Двери в гостиную открыты. На пороге возникает Юра. Он вспоминает белый танец на вечеринке. Его пригласила Соня. Она ему нравится. Он полон воспоминаний о ней. Это усиливается запахом духов “Красная Москва” на воротничке его рубашки.
Улыбающаяся Клавдия Васильевна медленно поворачивается к открытой двери. Она смотрит на Юру, он на нее. Бьют старинные часы. “Полночь, - говорит она. - Часы пробили восемь раз”.
* * *
Иногда в густом кустарнике фактов, событий и случайностей мелькают чьи-то жесты, обрывки раздраженных голосов или вдруг высовывается улыбающаяся голова кентавра Моти (ему 15 лет), который ищет свой потерянный лук или сломанный серфинг. А в основном - всяческая суета, хождение по мукам, быстротекущие дни семейной хроники, включая телевизионные кадры и уличное движение. Иногда бывают просветы.

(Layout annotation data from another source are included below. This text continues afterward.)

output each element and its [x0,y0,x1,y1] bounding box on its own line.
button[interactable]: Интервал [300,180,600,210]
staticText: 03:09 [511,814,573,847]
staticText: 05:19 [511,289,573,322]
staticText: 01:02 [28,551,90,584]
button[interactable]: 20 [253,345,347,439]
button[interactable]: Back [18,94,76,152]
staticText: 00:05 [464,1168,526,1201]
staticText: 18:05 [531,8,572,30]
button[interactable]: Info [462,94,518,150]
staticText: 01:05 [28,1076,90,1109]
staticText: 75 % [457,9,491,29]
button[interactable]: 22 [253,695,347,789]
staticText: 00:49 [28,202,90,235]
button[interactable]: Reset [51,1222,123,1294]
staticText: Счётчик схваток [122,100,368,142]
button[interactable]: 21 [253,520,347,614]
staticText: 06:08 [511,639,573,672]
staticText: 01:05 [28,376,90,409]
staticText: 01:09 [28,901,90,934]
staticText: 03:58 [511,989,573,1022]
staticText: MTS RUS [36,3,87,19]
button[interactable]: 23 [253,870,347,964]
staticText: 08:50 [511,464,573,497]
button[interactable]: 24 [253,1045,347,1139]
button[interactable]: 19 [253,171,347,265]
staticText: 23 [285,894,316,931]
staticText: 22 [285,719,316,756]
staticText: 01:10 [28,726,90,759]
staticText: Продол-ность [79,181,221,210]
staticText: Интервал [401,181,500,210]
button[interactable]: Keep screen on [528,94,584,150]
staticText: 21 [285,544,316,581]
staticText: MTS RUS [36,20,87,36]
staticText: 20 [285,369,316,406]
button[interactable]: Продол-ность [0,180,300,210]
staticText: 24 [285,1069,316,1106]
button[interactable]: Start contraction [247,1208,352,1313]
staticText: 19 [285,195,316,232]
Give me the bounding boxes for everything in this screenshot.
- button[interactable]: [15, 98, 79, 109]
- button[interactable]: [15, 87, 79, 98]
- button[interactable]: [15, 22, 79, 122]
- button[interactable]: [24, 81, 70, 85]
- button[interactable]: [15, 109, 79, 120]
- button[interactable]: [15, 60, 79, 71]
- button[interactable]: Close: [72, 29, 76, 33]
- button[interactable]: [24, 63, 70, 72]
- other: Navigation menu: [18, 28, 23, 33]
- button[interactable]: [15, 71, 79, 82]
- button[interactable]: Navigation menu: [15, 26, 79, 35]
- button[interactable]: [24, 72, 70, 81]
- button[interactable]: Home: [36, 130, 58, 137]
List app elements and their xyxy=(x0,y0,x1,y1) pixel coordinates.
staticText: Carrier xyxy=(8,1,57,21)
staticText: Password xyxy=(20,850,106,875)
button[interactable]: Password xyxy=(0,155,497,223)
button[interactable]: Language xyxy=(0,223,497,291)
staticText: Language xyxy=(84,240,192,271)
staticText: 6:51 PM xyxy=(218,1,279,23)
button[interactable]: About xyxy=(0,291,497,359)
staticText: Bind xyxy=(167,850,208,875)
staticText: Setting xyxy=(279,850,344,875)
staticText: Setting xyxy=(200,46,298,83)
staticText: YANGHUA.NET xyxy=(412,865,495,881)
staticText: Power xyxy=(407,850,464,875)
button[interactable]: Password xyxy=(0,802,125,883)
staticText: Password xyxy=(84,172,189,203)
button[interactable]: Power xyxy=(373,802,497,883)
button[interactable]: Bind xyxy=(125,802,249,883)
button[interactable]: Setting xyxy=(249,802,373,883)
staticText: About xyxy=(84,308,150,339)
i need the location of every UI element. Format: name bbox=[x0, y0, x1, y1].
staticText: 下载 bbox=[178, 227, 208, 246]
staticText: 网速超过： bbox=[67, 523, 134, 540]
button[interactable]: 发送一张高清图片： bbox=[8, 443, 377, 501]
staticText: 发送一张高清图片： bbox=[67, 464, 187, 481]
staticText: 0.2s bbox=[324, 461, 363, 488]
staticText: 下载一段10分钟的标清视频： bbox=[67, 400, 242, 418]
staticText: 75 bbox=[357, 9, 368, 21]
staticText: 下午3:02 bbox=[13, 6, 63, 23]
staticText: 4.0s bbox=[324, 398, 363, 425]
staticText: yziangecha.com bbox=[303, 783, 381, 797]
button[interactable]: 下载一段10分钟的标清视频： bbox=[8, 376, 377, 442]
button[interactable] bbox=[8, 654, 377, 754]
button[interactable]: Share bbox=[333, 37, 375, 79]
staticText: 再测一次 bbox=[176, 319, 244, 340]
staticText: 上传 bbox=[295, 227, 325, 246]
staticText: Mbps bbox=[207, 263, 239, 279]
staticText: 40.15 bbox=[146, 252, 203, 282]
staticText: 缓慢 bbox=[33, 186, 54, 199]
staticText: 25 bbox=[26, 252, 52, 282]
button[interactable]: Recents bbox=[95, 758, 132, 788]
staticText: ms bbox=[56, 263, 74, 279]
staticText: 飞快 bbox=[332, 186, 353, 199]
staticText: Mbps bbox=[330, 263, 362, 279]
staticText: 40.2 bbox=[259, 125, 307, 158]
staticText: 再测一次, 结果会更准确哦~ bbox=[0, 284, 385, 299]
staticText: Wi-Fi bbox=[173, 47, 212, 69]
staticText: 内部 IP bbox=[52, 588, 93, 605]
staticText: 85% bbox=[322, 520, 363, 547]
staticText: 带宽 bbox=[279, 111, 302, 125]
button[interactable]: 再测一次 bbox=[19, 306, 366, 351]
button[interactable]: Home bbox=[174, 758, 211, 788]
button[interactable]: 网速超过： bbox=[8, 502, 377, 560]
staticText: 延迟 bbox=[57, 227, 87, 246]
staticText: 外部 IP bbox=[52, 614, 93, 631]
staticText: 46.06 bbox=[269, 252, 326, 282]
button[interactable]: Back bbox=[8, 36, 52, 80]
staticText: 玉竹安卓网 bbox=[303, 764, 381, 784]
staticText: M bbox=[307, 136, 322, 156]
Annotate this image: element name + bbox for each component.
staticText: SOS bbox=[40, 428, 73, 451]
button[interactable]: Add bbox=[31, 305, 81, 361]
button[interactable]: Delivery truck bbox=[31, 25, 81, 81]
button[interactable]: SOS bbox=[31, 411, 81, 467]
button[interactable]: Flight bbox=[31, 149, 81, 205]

Лето. Голубое тихое море, молочные перистые облака, белая стена южного домика в кипарисах. В виноградной беседке за покосившимся столом дремлют уставшие от отдыха люди. Кто-то кашлянул. Андрей взял кисть винограда, его жена Лера, улыбаясь, продолжает рассказ о многотысячных медитациях в Сеуле перед новоявленным корейским Христом - “Христом на все времена”. Но времена меняются. И никто не знает, в лучшую или худшую сторону. То, что сегодня не нравится нам, придется по вкусу пришедшим на смену, а прошлое спрессуется и станет историей. К полудню жара набирает силу, не привлекает даже сверкающая мокрая галька, отполированная июльским прибоем - все хотят в тень. Лера перешла уже к разбору нового американского боевика со Шварценеггером и Шарен Стоун. Но тут пошла убыстренная съемка.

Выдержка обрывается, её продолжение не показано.